OktoberForest

Healthy Forests = Great Beer

Manny Manuele is the MolsonCoors senior director of Technical Innovation and Brewing Quality based in Milwaukee, Wisconsin. We speak with Manny about why MillerCoors is participating as an OktoberForest partner.

nature.org:

Why does MillerCoors care about water?

Manny Manuele:

At MillerCoors, we know that the availability of clean, high-quality water is critical to our brewing process, from the barley field to the bottling line, which is why we spearhead industry-leading initiatives to conserve water across our value chain. Our sustainability goals center on using water resources sustainably both in our agricultural supply chain and in our breweries, to ensure we have access to this important resource for years to come. Our goals by 2020 include:
• Continuing to reduce our water-to-beer ratio across all our direct operations to achieve an average ratio of 3.0:1.0
• Restoring a volume of water equal to the final product volume from our breweries located in water-stressed watersheds, through stewardship projects that directly contribute to the sustainability of the local water resources.
• Expanding our sustainability programs to manage and reduce agricultural resource risks, including water risks, in 100 percent of our key barley-growing regions.

nature.org:

Talk about the restore goal and what you’re doing in Colorado to protect the watersheds?

Manny Manuele:

We have an ongoing product to help protect and sustain our Golden Brewery’s watershed in Colorado. Colorado’s Front Range forests, which span more than 24 million acres, directly furnish drinking water to more than two-thirds of Colorado’s population. But many of the forests are in poor condition. Years of aggressive fire suppression and prolonged drought have left more than 6 million acres of Colorado’s forests—including 1.5 million acres in the Front Range—at risk for unnaturally large and damaging wildfires. These events pose a serious threat to the quality of drinking water, water storage and infrastructure.

In 2014, MillerCoors, PepsiCo Inc. and the Wells Fargo Foundation donated $1 million to The Nature Conservancy to help reduce the threat of wildfires, improve water security for the Denver metropolitan area and protect water quality in the Golden Brewery's watershed. Forest management activities covering 1,000 to 2,000 acres will be implemented over three years, with an emphasis on thinning overly dense and insect-damaged forests. We anticipate several hundreds of millions of gallons of water will be restored annually through this initiative starting in 2016, while also improving water quality, wildlife habitat and public recreation opportunities

nature.org:

What are some other sustainable practices MillerCoors pursues?

Manny Manuele:

MillerCoors proudly announced earlier this year that all of our major breweries and two major manufacturing facilities are now landfill-free. We currently reuse or recycle nearly 100 percent of our brewery waste and we eliminate excess as much as possible. We send the remaining byproducts to companies that use them for beneficial reuse.
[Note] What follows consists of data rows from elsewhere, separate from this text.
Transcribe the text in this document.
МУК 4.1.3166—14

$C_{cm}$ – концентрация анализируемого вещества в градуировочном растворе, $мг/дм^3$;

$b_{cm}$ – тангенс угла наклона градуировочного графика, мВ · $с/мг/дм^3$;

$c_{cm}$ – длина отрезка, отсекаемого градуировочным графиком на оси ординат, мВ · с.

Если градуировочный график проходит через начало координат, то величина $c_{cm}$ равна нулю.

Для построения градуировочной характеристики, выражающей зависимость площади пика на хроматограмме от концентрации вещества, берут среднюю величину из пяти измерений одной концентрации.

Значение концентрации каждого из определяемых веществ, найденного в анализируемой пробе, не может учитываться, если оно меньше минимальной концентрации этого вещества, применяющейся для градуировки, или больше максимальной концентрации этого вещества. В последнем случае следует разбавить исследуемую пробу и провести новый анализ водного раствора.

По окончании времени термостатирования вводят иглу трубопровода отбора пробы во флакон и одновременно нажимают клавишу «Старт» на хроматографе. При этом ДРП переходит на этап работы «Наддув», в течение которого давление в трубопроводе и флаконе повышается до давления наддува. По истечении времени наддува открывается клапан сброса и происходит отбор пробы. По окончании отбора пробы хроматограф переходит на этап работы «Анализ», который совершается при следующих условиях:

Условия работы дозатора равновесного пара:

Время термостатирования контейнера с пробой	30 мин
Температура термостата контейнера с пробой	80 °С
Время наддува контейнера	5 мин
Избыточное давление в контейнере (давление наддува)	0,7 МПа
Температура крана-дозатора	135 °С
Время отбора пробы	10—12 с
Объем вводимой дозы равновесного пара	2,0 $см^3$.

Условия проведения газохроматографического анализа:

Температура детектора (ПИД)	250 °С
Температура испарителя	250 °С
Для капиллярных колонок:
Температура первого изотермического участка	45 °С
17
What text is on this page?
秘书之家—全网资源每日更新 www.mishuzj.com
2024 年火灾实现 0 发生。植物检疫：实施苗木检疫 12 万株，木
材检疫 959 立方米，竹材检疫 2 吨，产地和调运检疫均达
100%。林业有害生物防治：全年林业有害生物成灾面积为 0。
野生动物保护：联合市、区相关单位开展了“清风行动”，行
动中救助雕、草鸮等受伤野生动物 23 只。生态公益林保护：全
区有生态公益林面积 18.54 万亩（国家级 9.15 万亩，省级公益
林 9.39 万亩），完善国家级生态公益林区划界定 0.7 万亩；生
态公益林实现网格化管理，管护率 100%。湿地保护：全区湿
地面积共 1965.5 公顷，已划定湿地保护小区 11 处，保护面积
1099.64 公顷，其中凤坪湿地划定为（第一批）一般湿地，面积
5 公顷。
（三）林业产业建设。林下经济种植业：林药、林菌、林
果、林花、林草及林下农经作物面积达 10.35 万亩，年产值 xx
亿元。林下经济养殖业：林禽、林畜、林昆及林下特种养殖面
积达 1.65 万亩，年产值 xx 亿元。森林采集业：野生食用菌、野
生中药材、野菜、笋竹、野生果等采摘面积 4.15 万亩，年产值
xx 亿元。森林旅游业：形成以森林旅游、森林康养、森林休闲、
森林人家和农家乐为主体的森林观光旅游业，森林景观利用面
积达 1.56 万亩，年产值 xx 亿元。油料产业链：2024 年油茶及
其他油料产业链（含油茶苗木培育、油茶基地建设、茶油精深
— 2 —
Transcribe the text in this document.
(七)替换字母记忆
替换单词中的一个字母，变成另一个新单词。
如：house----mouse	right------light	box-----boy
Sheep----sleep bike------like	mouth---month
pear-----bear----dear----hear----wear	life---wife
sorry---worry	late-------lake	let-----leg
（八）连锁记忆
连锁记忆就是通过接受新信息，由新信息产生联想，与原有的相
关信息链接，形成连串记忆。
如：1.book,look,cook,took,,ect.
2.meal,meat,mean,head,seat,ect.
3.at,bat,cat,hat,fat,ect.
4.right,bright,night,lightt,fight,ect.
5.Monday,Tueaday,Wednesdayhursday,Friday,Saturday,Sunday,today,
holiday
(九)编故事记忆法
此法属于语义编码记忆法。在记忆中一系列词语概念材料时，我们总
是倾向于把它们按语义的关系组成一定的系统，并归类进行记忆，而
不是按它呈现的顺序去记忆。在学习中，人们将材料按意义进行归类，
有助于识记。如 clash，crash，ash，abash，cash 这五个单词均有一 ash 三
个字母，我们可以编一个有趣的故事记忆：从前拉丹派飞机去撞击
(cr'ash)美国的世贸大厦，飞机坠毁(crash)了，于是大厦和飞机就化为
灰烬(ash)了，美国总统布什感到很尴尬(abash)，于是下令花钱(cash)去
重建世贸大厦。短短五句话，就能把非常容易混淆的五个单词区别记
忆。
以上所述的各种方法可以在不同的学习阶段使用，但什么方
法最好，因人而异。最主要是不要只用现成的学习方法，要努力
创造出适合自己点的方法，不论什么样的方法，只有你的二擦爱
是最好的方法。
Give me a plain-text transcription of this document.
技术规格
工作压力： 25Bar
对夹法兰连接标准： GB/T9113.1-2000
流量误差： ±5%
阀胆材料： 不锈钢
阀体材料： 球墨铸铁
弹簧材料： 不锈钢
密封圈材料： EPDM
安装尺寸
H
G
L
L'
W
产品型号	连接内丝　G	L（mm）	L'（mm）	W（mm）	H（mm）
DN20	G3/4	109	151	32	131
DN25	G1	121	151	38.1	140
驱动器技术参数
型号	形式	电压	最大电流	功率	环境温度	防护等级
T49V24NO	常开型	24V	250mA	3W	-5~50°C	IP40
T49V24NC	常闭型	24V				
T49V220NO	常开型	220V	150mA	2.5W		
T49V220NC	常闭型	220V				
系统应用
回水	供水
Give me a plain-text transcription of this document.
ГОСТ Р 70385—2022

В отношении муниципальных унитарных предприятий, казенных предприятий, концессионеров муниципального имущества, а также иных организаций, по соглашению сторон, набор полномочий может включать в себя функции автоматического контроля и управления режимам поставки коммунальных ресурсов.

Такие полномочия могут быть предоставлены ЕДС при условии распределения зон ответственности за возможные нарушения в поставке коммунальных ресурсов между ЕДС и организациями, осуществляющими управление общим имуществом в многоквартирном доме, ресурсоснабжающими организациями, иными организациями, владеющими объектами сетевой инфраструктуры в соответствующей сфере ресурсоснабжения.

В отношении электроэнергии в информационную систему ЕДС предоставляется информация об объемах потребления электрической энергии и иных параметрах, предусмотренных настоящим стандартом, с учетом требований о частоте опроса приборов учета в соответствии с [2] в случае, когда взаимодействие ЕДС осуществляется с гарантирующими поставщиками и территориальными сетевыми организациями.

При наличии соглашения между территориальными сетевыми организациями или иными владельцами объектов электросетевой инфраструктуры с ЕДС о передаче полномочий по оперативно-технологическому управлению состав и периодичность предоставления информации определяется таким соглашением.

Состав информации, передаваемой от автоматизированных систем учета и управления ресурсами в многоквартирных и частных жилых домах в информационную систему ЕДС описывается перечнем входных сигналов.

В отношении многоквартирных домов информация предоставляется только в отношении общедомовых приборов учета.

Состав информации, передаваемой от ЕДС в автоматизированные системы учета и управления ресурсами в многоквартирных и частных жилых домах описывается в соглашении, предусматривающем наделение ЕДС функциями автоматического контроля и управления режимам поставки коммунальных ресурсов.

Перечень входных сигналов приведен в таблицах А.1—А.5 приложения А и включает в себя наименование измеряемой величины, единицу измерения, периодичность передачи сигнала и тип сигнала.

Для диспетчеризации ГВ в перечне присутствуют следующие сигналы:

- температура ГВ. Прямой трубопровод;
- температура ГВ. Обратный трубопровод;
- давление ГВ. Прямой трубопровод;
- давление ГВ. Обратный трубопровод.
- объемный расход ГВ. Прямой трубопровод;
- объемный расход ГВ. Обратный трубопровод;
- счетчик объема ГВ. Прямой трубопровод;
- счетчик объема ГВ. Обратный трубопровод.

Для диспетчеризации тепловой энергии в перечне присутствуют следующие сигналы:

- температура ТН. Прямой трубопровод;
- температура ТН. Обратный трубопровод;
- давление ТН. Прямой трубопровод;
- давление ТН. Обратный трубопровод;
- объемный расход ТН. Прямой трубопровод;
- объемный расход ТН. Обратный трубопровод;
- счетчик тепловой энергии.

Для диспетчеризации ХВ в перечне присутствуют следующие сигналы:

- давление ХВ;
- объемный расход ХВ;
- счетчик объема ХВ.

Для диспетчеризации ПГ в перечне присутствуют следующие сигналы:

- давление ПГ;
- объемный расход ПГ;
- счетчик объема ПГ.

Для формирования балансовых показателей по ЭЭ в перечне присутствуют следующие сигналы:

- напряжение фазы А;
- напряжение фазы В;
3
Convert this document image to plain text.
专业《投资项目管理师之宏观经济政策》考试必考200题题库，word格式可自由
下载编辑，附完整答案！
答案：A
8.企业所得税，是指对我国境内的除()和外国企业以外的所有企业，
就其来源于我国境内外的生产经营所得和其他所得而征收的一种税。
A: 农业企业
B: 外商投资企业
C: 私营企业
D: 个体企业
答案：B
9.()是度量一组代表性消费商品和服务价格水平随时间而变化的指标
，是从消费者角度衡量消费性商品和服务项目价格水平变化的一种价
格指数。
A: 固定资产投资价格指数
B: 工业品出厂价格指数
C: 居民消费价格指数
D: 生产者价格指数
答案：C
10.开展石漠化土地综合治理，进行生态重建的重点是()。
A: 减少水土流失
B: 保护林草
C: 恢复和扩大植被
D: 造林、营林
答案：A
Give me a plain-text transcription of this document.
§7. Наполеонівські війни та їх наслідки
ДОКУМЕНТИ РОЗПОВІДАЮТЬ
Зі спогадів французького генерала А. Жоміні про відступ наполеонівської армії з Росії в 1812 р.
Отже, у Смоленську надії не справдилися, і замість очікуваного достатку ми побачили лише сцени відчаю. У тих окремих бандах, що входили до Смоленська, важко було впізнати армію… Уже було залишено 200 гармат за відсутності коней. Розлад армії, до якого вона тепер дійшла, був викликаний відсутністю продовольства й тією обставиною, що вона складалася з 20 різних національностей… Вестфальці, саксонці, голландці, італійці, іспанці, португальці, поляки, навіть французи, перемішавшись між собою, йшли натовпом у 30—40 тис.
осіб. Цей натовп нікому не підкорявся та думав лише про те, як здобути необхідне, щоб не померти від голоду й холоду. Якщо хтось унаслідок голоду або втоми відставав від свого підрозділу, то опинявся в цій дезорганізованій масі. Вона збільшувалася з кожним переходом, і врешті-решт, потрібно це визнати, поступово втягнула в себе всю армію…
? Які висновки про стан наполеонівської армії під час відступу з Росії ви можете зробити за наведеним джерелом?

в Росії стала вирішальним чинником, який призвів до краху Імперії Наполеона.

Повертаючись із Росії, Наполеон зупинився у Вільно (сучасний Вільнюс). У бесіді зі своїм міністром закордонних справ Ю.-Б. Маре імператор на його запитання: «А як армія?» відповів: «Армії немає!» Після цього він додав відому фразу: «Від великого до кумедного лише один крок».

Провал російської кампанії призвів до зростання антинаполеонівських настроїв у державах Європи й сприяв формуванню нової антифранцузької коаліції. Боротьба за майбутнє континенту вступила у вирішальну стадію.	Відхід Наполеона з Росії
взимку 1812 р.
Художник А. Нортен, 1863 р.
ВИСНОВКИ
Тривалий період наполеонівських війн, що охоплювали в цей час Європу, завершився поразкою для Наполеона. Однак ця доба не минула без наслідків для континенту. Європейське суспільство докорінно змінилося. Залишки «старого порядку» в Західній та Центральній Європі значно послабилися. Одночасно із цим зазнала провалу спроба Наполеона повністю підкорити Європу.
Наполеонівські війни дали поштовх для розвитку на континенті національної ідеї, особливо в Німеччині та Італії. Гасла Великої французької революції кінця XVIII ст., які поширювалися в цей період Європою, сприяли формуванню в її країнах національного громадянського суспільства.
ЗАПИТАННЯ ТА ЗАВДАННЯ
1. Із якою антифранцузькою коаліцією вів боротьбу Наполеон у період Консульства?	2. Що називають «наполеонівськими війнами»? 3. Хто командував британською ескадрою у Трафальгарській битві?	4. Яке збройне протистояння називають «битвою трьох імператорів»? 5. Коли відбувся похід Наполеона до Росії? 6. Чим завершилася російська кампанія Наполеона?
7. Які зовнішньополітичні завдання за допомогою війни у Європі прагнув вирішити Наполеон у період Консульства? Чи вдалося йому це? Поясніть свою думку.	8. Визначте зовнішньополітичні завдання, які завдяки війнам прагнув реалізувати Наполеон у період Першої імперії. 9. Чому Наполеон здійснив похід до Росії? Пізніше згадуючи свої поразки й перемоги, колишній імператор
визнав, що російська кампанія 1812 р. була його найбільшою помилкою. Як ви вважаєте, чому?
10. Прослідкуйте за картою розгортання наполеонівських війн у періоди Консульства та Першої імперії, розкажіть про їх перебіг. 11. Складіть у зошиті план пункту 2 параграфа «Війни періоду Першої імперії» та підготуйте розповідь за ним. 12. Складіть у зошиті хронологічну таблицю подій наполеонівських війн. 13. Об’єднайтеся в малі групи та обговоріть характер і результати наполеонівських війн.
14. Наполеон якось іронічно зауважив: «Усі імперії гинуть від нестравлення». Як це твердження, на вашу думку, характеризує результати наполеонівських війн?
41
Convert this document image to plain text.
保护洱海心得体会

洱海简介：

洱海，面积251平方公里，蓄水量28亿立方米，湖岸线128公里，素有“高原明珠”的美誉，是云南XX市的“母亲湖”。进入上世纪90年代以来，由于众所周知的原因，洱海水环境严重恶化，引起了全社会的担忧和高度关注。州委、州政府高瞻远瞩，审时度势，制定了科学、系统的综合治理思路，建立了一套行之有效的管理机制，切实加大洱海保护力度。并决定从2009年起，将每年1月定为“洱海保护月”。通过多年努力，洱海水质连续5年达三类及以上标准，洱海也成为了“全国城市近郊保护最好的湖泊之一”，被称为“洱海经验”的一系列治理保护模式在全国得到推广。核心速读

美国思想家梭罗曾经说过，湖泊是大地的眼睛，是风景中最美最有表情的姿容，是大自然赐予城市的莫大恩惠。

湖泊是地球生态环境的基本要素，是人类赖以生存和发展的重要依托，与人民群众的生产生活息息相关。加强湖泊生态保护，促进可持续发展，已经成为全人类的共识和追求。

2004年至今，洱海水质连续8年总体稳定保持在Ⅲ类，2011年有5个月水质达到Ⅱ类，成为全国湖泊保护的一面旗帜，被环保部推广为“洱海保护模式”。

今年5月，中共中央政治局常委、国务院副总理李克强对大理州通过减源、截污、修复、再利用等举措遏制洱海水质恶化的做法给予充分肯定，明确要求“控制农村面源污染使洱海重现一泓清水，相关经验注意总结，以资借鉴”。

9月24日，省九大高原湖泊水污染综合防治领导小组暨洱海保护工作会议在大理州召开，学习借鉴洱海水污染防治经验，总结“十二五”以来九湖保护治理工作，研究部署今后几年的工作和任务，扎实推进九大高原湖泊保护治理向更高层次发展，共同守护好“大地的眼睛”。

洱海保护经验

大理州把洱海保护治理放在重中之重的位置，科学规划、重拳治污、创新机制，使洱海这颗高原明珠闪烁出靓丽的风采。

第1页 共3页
We also work with our suppliers to develop new ways to lighten materials and eliminate unnecessary packaging in our beverage containers. In 2015, we completed the conversion of our Coors Light aluminum can packaging to a smaller end design, which reduces the can’s weight by 13 percent. This conversion also reduced our use of aluminum and decreased carbon emissions.

Our breweries have also made energy reduction a priority, from moving to renewable energy sources to finding methods to optimize energy use. In 2015, we also reduced our total GHG emissions by 22 percent compared to 2010. We will continue to look for ways to decrease our energy consumption and get us closer to our 2020 goal to reduce our value chain carbon footprint per barrel of beer by 25 percent, compared to 2010.